Serialisation is an obvious use-case and almost always the first one anyone comes up with if pressed for an example. But there’s a lot more, like Design by Instrospection. It allows one to write a mocking framework. You start seeing applications everywhere. My favourite way to use it is to make the compiler write code for me.

Let’s say one wants to write a Python extension in native code. Each top-level Python function must have a corresponding C function (well, C ABI at least) that looks something like this:

PyObject* myfunc(PyObject* self, PyObject* args, PyObject* kwargs) {
    // ...
    return result;
}

There are a lot of details to take care of. There’s error handling, managing ref counts, and in all likelihood conversion from and to Python types since in most cases one is usually interested in calling existing pre-written code and make it available to Python. It’s tedious, and I haven’t even shown all the boilerplate to initialise the Python module and register the functions. The code for two simple functions ends up looking like this. Just thinking of clicking that link makes me sigh. Imagine what making calls into a real codebase would look like. We can do better:

import autowrap;
mixin(
    wrapDlang!(
        LibraryName("mylib"),
        Modules(
            Module("mymodule"),
            Module("myothermodule"),
        )
    )
);

The code above, when compiled, will generate a Python extension (shared library) that exposes every D function marked as “export” in the modules “mymodule” and “myothermodule” as Python functions. It’ll even convert their names from camelCase to snake_case. Any D exceptions thrown will become Python exceptions. D structs and classes become Python classses. If the original D functions take a D string, you’ll be able to pass Python strings to them in user code. Modulo bugs, this… works! The code shown above is the only code that needs to be written. Setting up the build system takes more work!

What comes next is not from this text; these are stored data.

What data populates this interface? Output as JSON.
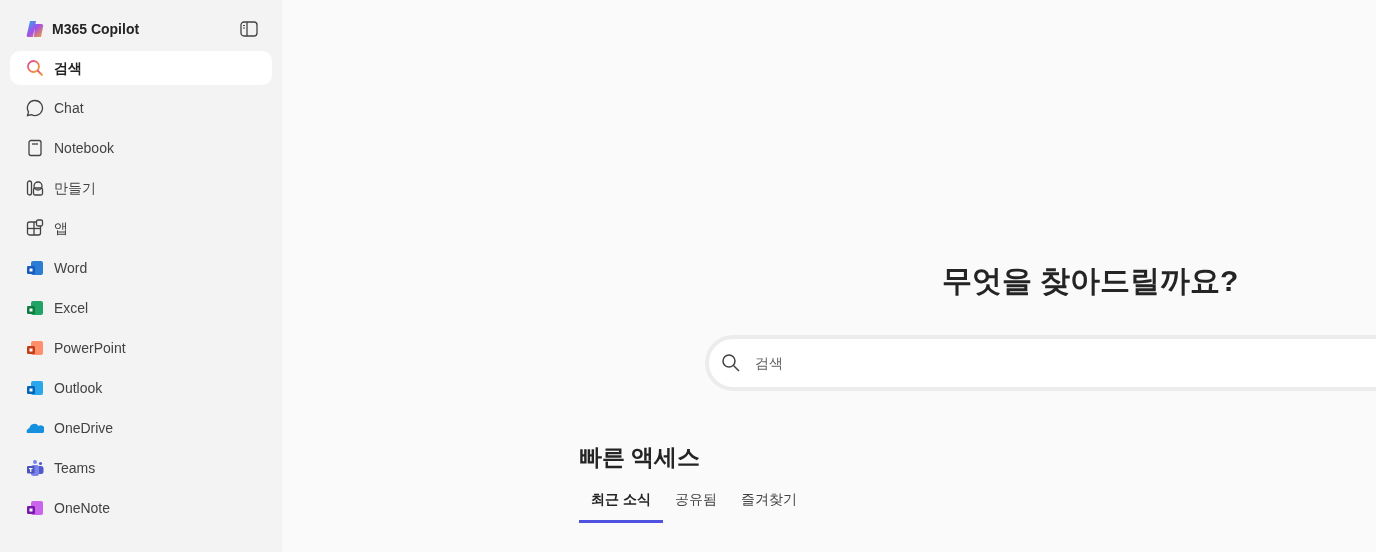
{
  "app": {
    "title": "M365 Copilot"
  },
  "sidebar": {
    "items": [
      {
        "label": "검색",
        "kind": "search",
        "selected": true
      },
      {
        "label": "Chat",
        "kind": "chat",
        "selected": false
      },
      {
        "label": "Notebook",
        "kind": "notebook",
        "selected": false
      },
      {
        "label": "만들기",
        "kind": "create",
        "selected": false
      },
      {
        "label": "앱",
        "kind": "apps",
        "selected": false
      },
      {
        "label": "Word",
        "kind": "word",
        "selected": false
      },
      {
        "label": "Excel",
        "kind": "excel",
        "selected": false
      },
      {
        "label": "PowerPoint",
        "kind": "powerpoint",
        "selected": false
      },
      {
        "label": "Outlook",
        "kind": "outlook",
        "selected": false
      },
      {
        "label": "OneDrive",
        "kind": "onedrive",
        "selected": false
      },
      {
        "label": "Teams",
        "kind": "teams",
        "selected": false
      },
      {
        "label": "OneNote",
        "kind": "onenote",
        "selected": false
      }
    ]
  },
  "main": {
    "heading": "무엇을 찾아드릴까요?",
    "search": {
      "placeholder": "검색"
    },
    "quick_access": {
      "title": "빠른 액세스",
      "tabs": [
        {
          "label": "최근 소식",
          "selected": true
        },
        {
          "label": "공유됨",
          "selected": false
        },
        {
          "label": "즐겨찾기",
          "selected": false
        }
      ]
    }
  }
}
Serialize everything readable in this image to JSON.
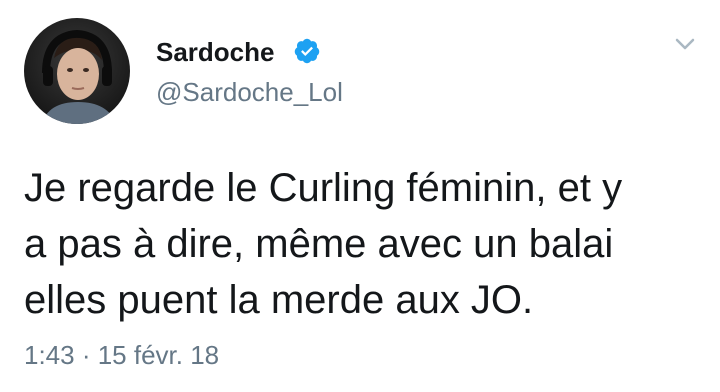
{
  "author": {
    "display_name": "Sardoche",
    "handle": "@Sardoche_Lol",
    "verified": true,
    "avatar_icon": "profile-photo"
  },
  "tweet": {
    "text_lines": [
      "Je regarde le Curling féminin, et y",
      "a pas à dire, même avec un balai",
      "elles puent la merde aux JO."
    ],
    "timestamp": "1:43 · 15 févr. 18"
  },
  "menu": {
    "icon": "chevron-down-icon"
  },
  "colors": {
    "text": "#14171a",
    "secondary": "#657786",
    "verified_blue": "#1da1f2"
  }
}
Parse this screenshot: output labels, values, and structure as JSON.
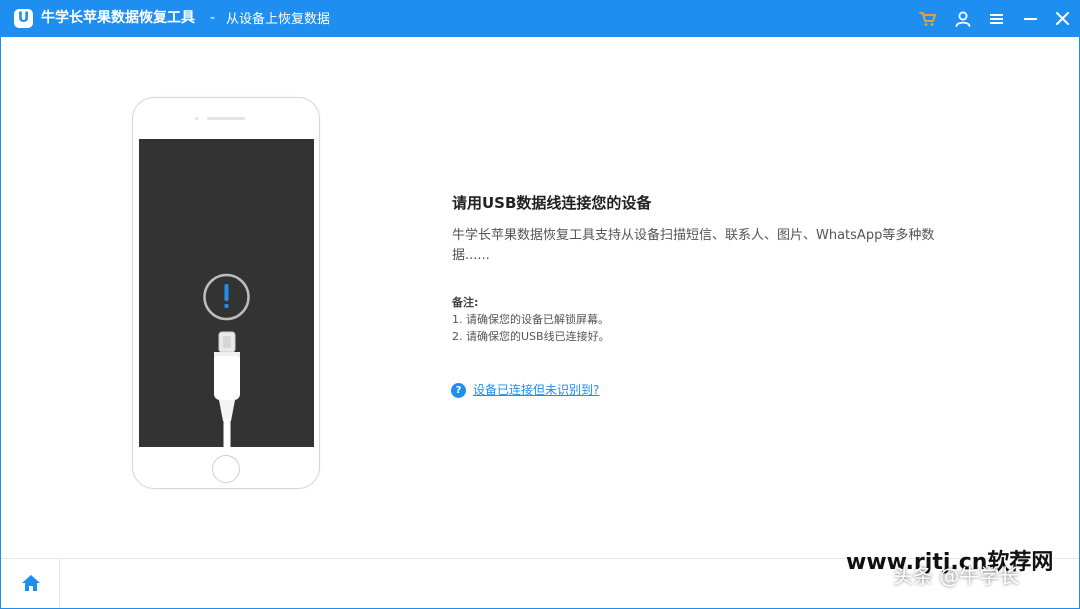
{
  "titlebar": {
    "logo_letter": "U",
    "app_title": "牛学长苹果数据恢复工具",
    "separator": "-",
    "sub_title": "从设备上恢复数据",
    "icons": [
      "cart-icon",
      "user-icon",
      "menu-icon",
      "minimize-icon",
      "close-icon"
    ]
  },
  "main": {
    "heading": "请用USB数据线连接您的设备",
    "description": "牛学长苹果数据恢复工具支持从设备扫描短信、联系人、图片、WhatsApp等多种数据......",
    "note_title": "备注:",
    "notes": [
      "1. 请确保您的设备已解锁屏幕。",
      "2. 请确保您的USB线已连接好。"
    ],
    "help_icon": "?",
    "help_link": "设备已连接但未识别到?"
  },
  "footer": {
    "home_icon": "home-icon"
  },
  "watermark": {
    "line1": "www.rjtj.cn软荐网",
    "line2": "头条 @牛学长"
  },
  "colors": {
    "accent": "#1e8ff0",
    "cart": "#f5a623",
    "screen": "#333333"
  }
}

“Only” two D features are used here: the ability to do reflection at compile-time (and therefore to know which functions are in those modules and what types they take and return), and being able to mix in strings at compile-time. All the boilerplate is written for the user and inserted inline as if written by hand, but it’s the compiler that’s doing the heavy lifting.

Imagine now that your boss, pleased with these results, now wants you to also make the same D code avaiable to Excel users. The code changes not one bit, those lines above also work for Excel (the trick is telling the build system to depend on the autowrap:excel dub package instead of autowrap:python). Instead of snake_case functions, one now gets PascalCase as per Excel convention.

Same API, same functionality, different implementation. And no code to write for the user. The curious can see how it’s done on github.